Here is what I think I heard at the EMC society presentation. The
simulations presented showed that 20H structures they examined actually
resulted in more emission at the board edge. However, the presenters were
neutral on whether this was detrimental to compliance for the system as a
whole, pointing out that EMC solutions are rarely universally applicable. I
hope they post this on the web, I found it most instructive.

The main points I remember:

1) Time-varying currents on vias can inject radial TEM-mode waves into the
space between planes.

2) The energy thus injected bounces around the cavity volume between the
planes. The board edge is a discontinuity in the medium and so results in
partial reflection of the propagating wave and partial transmission, i.e.
radiation from the board edge.

3) Fencing the board edge with grounded vias is equivalent to changing the
PCB-edge discontinuity to a short to ground, so the reflection coefficient
becomes -1 and all energy is kept inside of the fenced area.

4) By contrast, a 20H-rule example showed that that structure, which looks a
little like a patch antenna, allows for more efficient radiation from the
edge. The exposed area allows a propagation mode where energy can travel
around the outside edges of the board also. Thus less energy is trapped
within the board area and more gets radiated.

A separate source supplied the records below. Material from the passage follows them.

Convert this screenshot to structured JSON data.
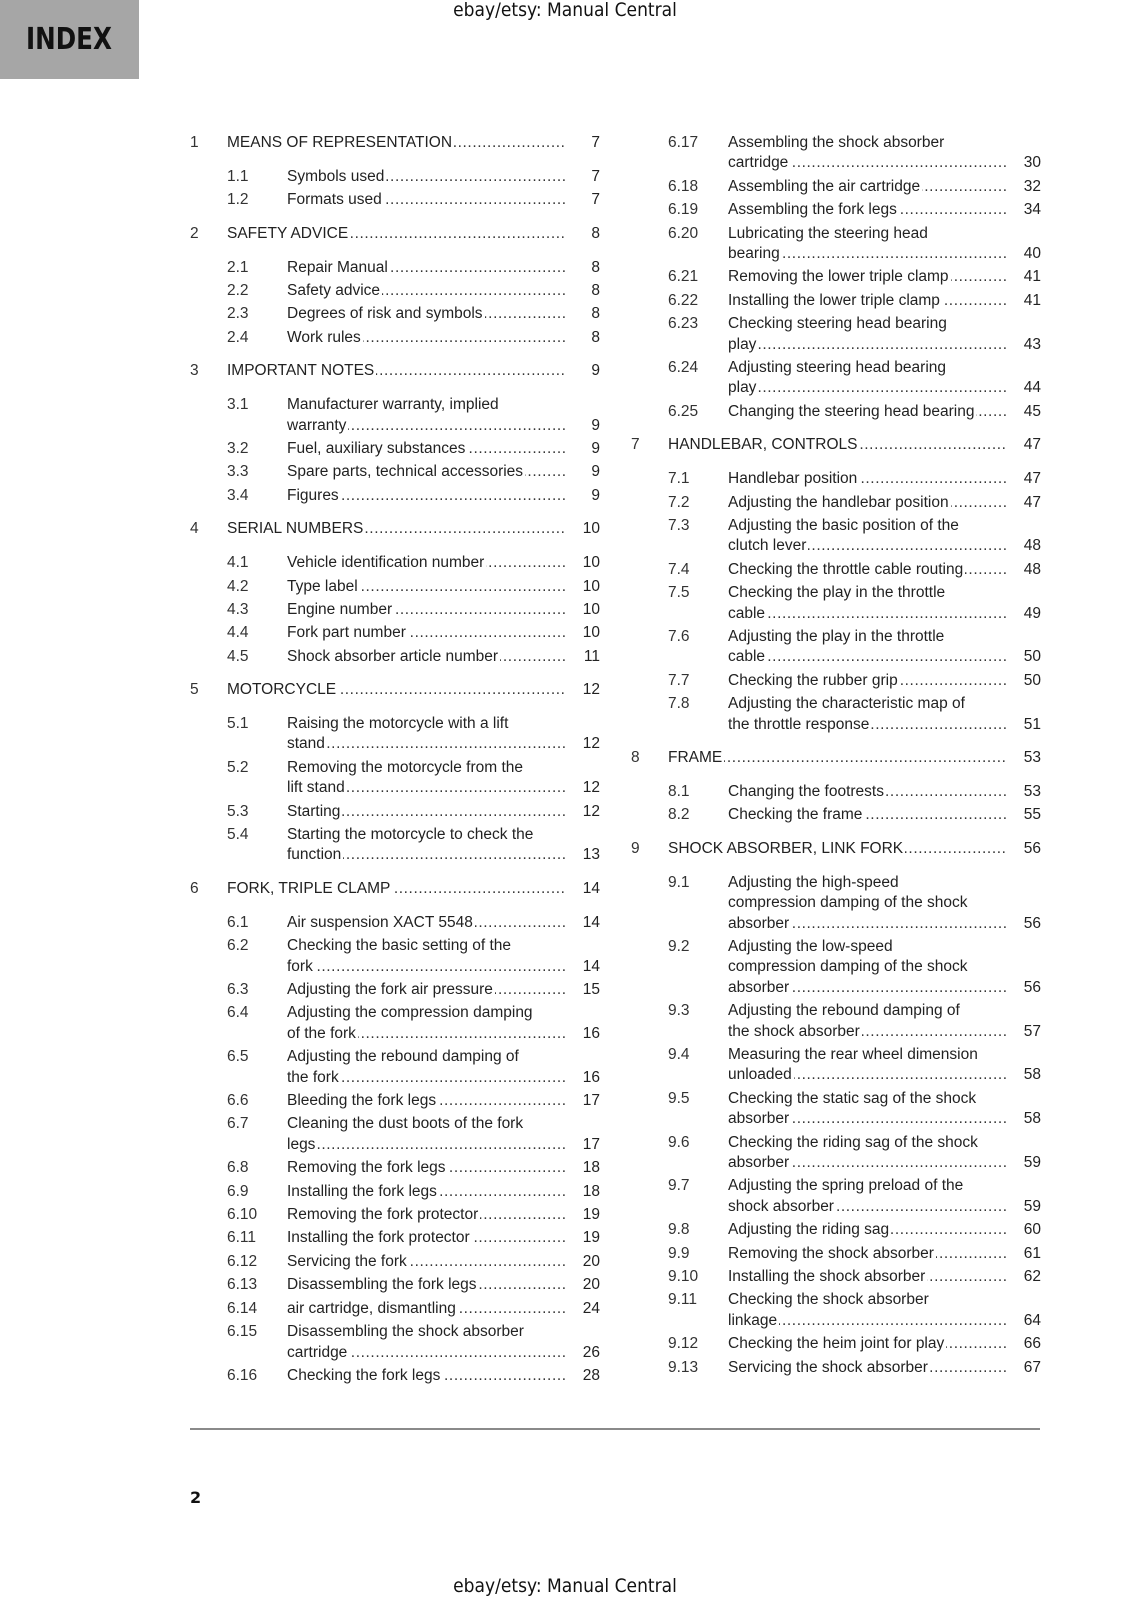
{
  "header": {
    "index_label": "INDEX",
    "watermark": "ebay/etsy: Manual Central"
  },
  "footer": {
    "page_number": "2",
    "watermark": "ebay/etsy: Manual Central"
  },
  "colors": {
    "index_box": "#a6a6a6",
    "rule": "#8a8a8a"
  },
  "toc": {
    "left": [
      {
        "num": "1",
        "title": "MEANS OF REPRESENTATION",
        "page": "7",
        "level": "chapter"
      },
      {
        "num": "1.1",
        "title": "Symbols used",
        "page": "7",
        "level": "sub"
      },
      {
        "num": "1.2",
        "title": "Formats used",
        "page": "7",
        "level": "sub"
      },
      {
        "num": "2",
        "title": "SAFETY ADVICE",
        "page": "8",
        "level": "chapter"
      },
      {
        "num": "2.1",
        "title": "Repair Manual",
        "page": "8",
        "level": "sub"
      },
      {
        "num": "2.2",
        "title": "Safety advice",
        "page": "8",
        "level": "sub"
      },
      {
        "num": "2.3",
        "title": "Degrees of risk and symbols",
        "page": "8",
        "level": "sub"
      },
      {
        "num": "2.4",
        "title": "Work rules",
        "page": "8",
        "level": "sub"
      },
      {
        "num": "3",
        "title": "IMPORTANT NOTES",
        "page": "9",
        "level": "chapter"
      },
      {
        "num": "3.1",
        "title": "Manufacturer warranty, implied\nwarranty",
        "page": "9",
        "level": "sub"
      },
      {
        "num": "3.2",
        "title": "Fuel, auxiliary substances",
        "page": "9",
        "level": "sub"
      },
      {
        "num": "3.3",
        "title": "Spare parts, technical accessories",
        "page": "9",
        "level": "sub"
      },
      {
        "num": "3.4",
        "title": "Figures",
        "page": "9",
        "level": "sub"
      },
      {
        "num": "4",
        "title": "SERIAL NUMBERS",
        "page": "10",
        "level": "chapter"
      },
      {
        "num": "4.1",
        "title": "Vehicle identification number",
        "page": "10",
        "level": "sub"
      },
      {
        "num": "4.2",
        "title": "Type label",
        "page": "10",
        "level": "sub"
      },
      {
        "num": "4.3",
        "title": "Engine number",
        "page": "10",
        "level": "sub"
      },
      {
        "num": "4.4",
        "title": "Fork part number",
        "page": "10",
        "level": "sub"
      },
      {
        "num": "4.5",
        "title": "Shock absorber article number",
        "page": "11",
        "level": "sub"
      },
      {
        "num": "5",
        "title": "MOTORCYCLE",
        "page": "12",
        "level": "chapter"
      },
      {
        "num": "5.1",
        "title": "Raising the motorcycle with a lift\nstand",
        "page": "12",
        "level": "sub"
      },
      {
        "num": "5.2",
        "title": "Removing the motorcycle from the\nlift stand",
        "page": "12",
        "level": "sub"
      },
      {
        "num": "5.3",
        "title": "Starting",
        "page": "12",
        "level": "sub"
      },
      {
        "num": "5.4",
        "title": "Starting the motorcycle to check the\nfunction",
        "page": "13",
        "level": "sub"
      },
      {
        "num": "6",
        "title": "FORK, TRIPLE CLAMP",
        "page": "14",
        "level": "chapter"
      },
      {
        "num": "6.1",
        "title": "Air suspension XACT 5548",
        "page": "14",
        "level": "sub"
      },
      {
        "num": "6.2",
        "title": "Checking the basic setting of the\nfork",
        "page": "14",
        "level": "sub"
      },
      {
        "num": "6.3",
        "title": "Adjusting the fork air pressure",
        "page": "15",
        "level": "sub"
      },
      {
        "num": "6.4",
        "title": "Adjusting the compression damping\nof the fork",
        "page": "16",
        "level": "sub"
      },
      {
        "num": "6.5",
        "title": "Adjusting the rebound damping of\nthe fork",
        "page": "16",
        "level": "sub"
      },
      {
        "num": "6.6",
        "title": "Bleeding the fork legs",
        "page": "17",
        "level": "sub"
      },
      {
        "num": "6.7",
        "title": "Cleaning the dust boots of the fork\nlegs",
        "page": "17",
        "level": "sub"
      },
      {
        "num": "6.8",
        "title": "Removing the fork legs",
        "page": "18",
        "level": "sub"
      },
      {
        "num": "6.9",
        "title": "Installing the fork legs",
        "page": "18",
        "level": "sub"
      },
      {
        "num": "6.10",
        "title": "Removing the fork protector",
        "page": "19",
        "level": "sub"
      },
      {
        "num": "6.11",
        "title": "Installing the fork protector",
        "page": "19",
        "level": "sub"
      },
      {
        "num": "6.12",
        "title": "Servicing the fork",
        "page": "20",
        "level": "sub"
      },
      {
        "num": "6.13",
        "title": "Disassembling the fork legs",
        "page": "20",
        "level": "sub"
      },
      {
        "num": "6.14",
        "title": "air cartridge, dismantling",
        "page": "24",
        "level": "sub"
      },
      {
        "num": "6.15",
        "title": "Disassembling the shock absorber\ncartridge",
        "page": "26",
        "level": "sub"
      },
      {
        "num": "6.16",
        "title": "Checking the fork legs",
        "page": "28",
        "level": "sub"
      }
    ],
    "right": [
      {
        "num": "6.17",
        "title": "Assembling the shock absorber\ncartridge",
        "page": "30",
        "level": "sub"
      },
      {
        "num": "6.18",
        "title": "Assembling the air cartridge",
        "page": "32",
        "level": "sub"
      },
      {
        "num": "6.19",
        "title": "Assembling the fork legs",
        "page": "34",
        "level": "sub"
      },
      {
        "num": "6.20",
        "title": "Lubricating the steering head\nbearing",
        "page": "40",
        "level": "sub"
      },
      {
        "num": "6.21",
        "title": "Removing the lower triple clamp",
        "page": "41",
        "level": "sub"
      },
      {
        "num": "6.22",
        "title": "Installing the lower triple clamp",
        "page": "41",
        "level": "sub"
      },
      {
        "num": "6.23",
        "title": "Checking steering head bearing\nplay",
        "page": "43",
        "level": "sub"
      },
      {
        "num": "6.24",
        "title": "Adjusting steering head bearing\nplay",
        "page": "44",
        "level": "sub"
      },
      {
        "num": "6.25",
        "title": "Changing the steering head bearing",
        "page": "45",
        "level": "sub"
      },
      {
        "num": "7",
        "title": "HANDLEBAR, CONTROLS",
        "page": "47",
        "level": "chapter"
      },
      {
        "num": "7.1",
        "title": "Handlebar position",
        "page": "47",
        "level": "sub"
      },
      {
        "num": "7.2",
        "title": "Adjusting the handlebar position",
        "page": "47",
        "level": "sub"
      },
      {
        "num": "7.3",
        "title": "Adjusting the basic position of the\nclutch lever",
        "page": "48",
        "level": "sub"
      },
      {
        "num": "7.4",
        "title": "Checking the throttle cable routing",
        "page": "48",
        "level": "sub"
      },
      {
        "num": "7.5",
        "title": "Checking the play in the throttle\ncable",
        "page": "49",
        "level": "sub"
      },
      {
        "num": "7.6",
        "title": "Adjusting the play in the throttle\ncable",
        "page": "50",
        "level": "sub"
      },
      {
        "num": "7.7",
        "title": "Checking the rubber grip",
        "page": "50",
        "level": "sub"
      },
      {
        "num": "7.8",
        "title": "Adjusting the characteristic map of\nthe throttle response",
        "page": "51",
        "level": "sub"
      },
      {
        "num": "8",
        "title": "FRAME",
        "page": "53",
        "level": "chapter"
      },
      {
        "num": "8.1",
        "title": "Changing the footrests",
        "page": "53",
        "level": "sub"
      },
      {
        "num": "8.2",
        "title": "Checking the frame",
        "page": "55",
        "level": "sub"
      },
      {
        "num": "9",
        "title": "SHOCK ABSORBER, LINK FORK",
        "page": "56",
        "level": "chapter"
      },
      {
        "num": "9.1",
        "title": "Adjusting the high-speed\ncompression damping of the shock\nabsorber",
        "page": "56",
        "level": "sub"
      },
      {
        "num": "9.2",
        "title": "Adjusting the low-speed\ncompression damping of the shock\nabsorber",
        "page": "56",
        "level": "sub"
      },
      {
        "num": "9.3",
        "title": "Adjusting the rebound damping of\nthe shock absorber",
        "page": "57",
        "level": "sub"
      },
      {
        "num": "9.4",
        "title": "Measuring the rear wheel dimension\nunloaded",
        "page": "58",
        "level": "sub"
      },
      {
        "num": "9.5",
        "title": "Checking the static sag of the shock\nabsorber",
        "page": "58",
        "level": "sub"
      },
      {
        "num": "9.6",
        "title": "Checking the riding sag of the shock\nabsorber",
        "page": "59",
        "level": "sub"
      },
      {
        "num": "9.7",
        "title": "Adjusting the spring preload of the\nshock absorber",
        "page": "59",
        "level": "sub"
      },
      {
        "num": "9.8",
        "title": "Adjusting the riding sag",
        "page": "60",
        "level": "sub"
      },
      {
        "num": "9.9",
        "title": "Removing the shock absorber",
        "page": "61",
        "level": "sub"
      },
      {
        "num": "9.10",
        "title": "Installing the shock absorber",
        "page": "62",
        "level": "sub"
      },
      {
        "num": "9.11",
        "title": "Checking the shock absorber\nlinkage",
        "page": "64",
        "level": "sub"
      },
      {
        "num": "9.12",
        "title": "Checking the heim joint for play",
        "page": "66",
        "level": "sub"
      },
      {
        "num": "9.13",
        "title": "Servicing the shock absorber",
        "page": "67",
        "level": "sub"
      }
    ]
  }
}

5) Is this good? Energy bouncing around between planes can be picked up by
structures like the one that initially injected it, e.g. vias, and then
travel along conductors to outside surface components where it can be
emitted. This is not especially desirable. On the other hand, the more
efficient radiatiing edge (20H) puts more energy into the system chassis,
which moves the problem one level higher.

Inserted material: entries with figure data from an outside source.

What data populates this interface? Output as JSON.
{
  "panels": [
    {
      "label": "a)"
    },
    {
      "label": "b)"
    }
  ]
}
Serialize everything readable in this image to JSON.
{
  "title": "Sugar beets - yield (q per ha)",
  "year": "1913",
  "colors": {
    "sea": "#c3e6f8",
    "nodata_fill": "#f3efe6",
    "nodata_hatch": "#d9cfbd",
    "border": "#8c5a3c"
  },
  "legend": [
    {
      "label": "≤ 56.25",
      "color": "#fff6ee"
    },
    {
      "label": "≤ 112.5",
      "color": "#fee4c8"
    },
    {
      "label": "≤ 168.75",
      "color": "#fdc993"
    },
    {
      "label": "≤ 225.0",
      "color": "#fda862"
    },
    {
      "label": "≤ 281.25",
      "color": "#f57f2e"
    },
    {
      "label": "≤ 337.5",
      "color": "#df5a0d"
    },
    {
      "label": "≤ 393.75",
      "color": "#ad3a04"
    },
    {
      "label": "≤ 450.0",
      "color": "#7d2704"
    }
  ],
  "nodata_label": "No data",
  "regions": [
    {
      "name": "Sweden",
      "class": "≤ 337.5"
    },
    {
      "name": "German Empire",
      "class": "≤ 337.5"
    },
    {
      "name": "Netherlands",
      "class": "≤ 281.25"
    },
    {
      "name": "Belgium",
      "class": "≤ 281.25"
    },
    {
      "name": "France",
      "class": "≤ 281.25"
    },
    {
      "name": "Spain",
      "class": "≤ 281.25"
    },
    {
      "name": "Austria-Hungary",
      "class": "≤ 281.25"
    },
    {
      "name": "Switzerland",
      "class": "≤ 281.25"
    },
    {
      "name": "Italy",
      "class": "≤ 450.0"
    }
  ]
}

6) Closely spaced ground vias all across the board had the effect of fencing
in the injected energy to a small area. This seems to cut radiation from the
edges drastically. I would like to know more about this particular case.

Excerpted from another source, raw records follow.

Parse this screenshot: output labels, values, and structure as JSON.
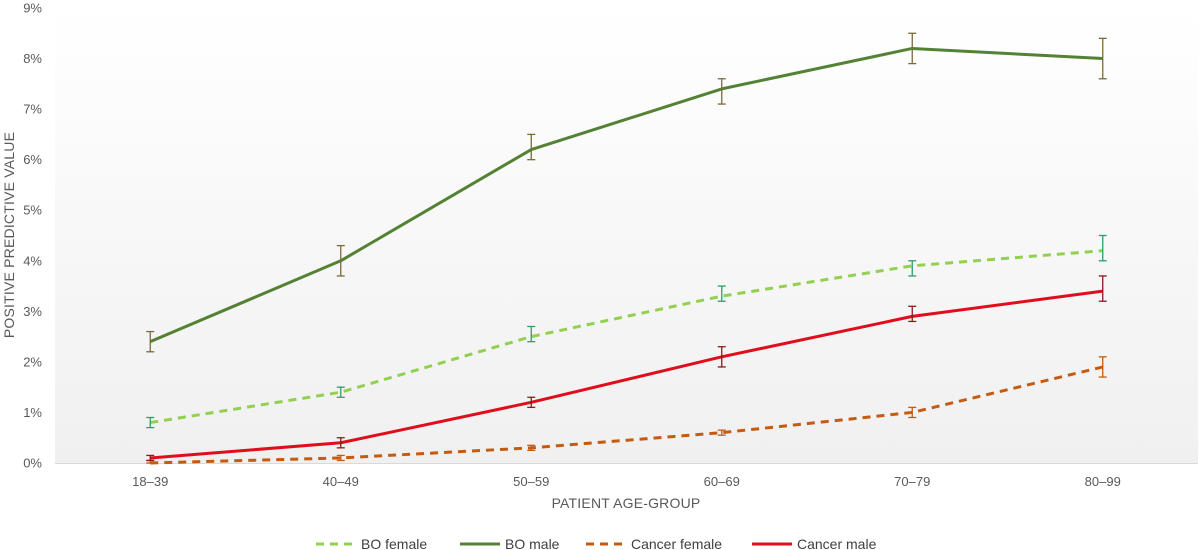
{
  "chart_data": {
    "type": "line",
    "title": "",
    "xlabel": "PATIENT AGE-GROUP",
    "ylabel": "POSITIVE PREDICTIVE VALUE",
    "categories": [
      "18–39",
      "40–49",
      "50–59",
      "60–69",
      "70–79",
      "80–99"
    ],
    "ylim": [
      0,
      9
    ],
    "yticks": [
      "0%",
      "1%",
      "2%",
      "3%",
      "4%",
      "5%",
      "6%",
      "7%",
      "8%",
      "9%"
    ],
    "grid": false,
    "legend_position": "bottom",
    "series": [
      {
        "name": "BO female",
        "style": "dashed",
        "color": "#92d050",
        "error_color": "#2e9e6a",
        "values": [
          0.8,
          1.4,
          2.5,
          3.3,
          3.9,
          4.2
        ],
        "error_low": [
          0.7,
          1.3,
          2.4,
          3.2,
          3.7,
          4.0
        ],
        "error_high": [
          0.9,
          1.5,
          2.7,
          3.5,
          4.0,
          4.5
        ]
      },
      {
        "name": "BO male",
        "style": "solid",
        "color": "#548235",
        "error_color": "#7a6a3a",
        "values": [
          2.4,
          4.0,
          6.2,
          7.4,
          8.2,
          8.0
        ],
        "error_low": [
          2.2,
          3.7,
          6.0,
          7.1,
          7.9,
          7.6
        ],
        "error_high": [
          2.6,
          4.3,
          6.5,
          7.6,
          8.5,
          8.4
        ]
      },
      {
        "name": "Cancer female",
        "style": "dashed",
        "color": "#c55a11",
        "error_color": "#c55a11",
        "values": [
          0.0,
          0.1,
          0.3,
          0.6,
          1.0,
          1.9
        ],
        "error_low": [
          0.0,
          0.05,
          0.25,
          0.55,
          0.9,
          1.7
        ],
        "error_high": [
          0.05,
          0.15,
          0.35,
          0.65,
          1.1,
          2.1
        ]
      },
      {
        "name": "Cancer male",
        "style": "solid",
        "color": "#e00e1c",
        "error_color": "#8b1a1a",
        "values": [
          0.1,
          0.4,
          1.2,
          2.1,
          2.9,
          3.4
        ],
        "error_low": [
          0.05,
          0.3,
          1.1,
          1.9,
          2.8,
          3.2
        ],
        "error_high": [
          0.15,
          0.5,
          1.3,
          2.3,
          3.1,
          3.7
        ]
      }
    ]
  }
}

The data was obtained from an FDTD simulation of a small board with a single
off-center via as the point of injection. Excitation was with both a
continuous sine-wave at 1GHz and also a Gaussian-derivative pulse.
Dielectric losses were included in the FR4 model. The results of lengthy
simulations were presented as captivating animations, with color variation
showing the magnitude of the Poynting vector across the whole board. The
test setup was of necessity rather artificial but it did help to give a feel
for the physical behavior underlying radiation from board edges.

peter.

-----Original Message-----
From: Doug McKean [mailto:[email protected]]
Sent: Tuesday, May 09, 2000 3:27 PM
To: [email protected]
Subject: Re: [SI-LIST] : May 9th Presentation: "Radiation from Edge
Effects in Printe...

I won't be able to make the meeting.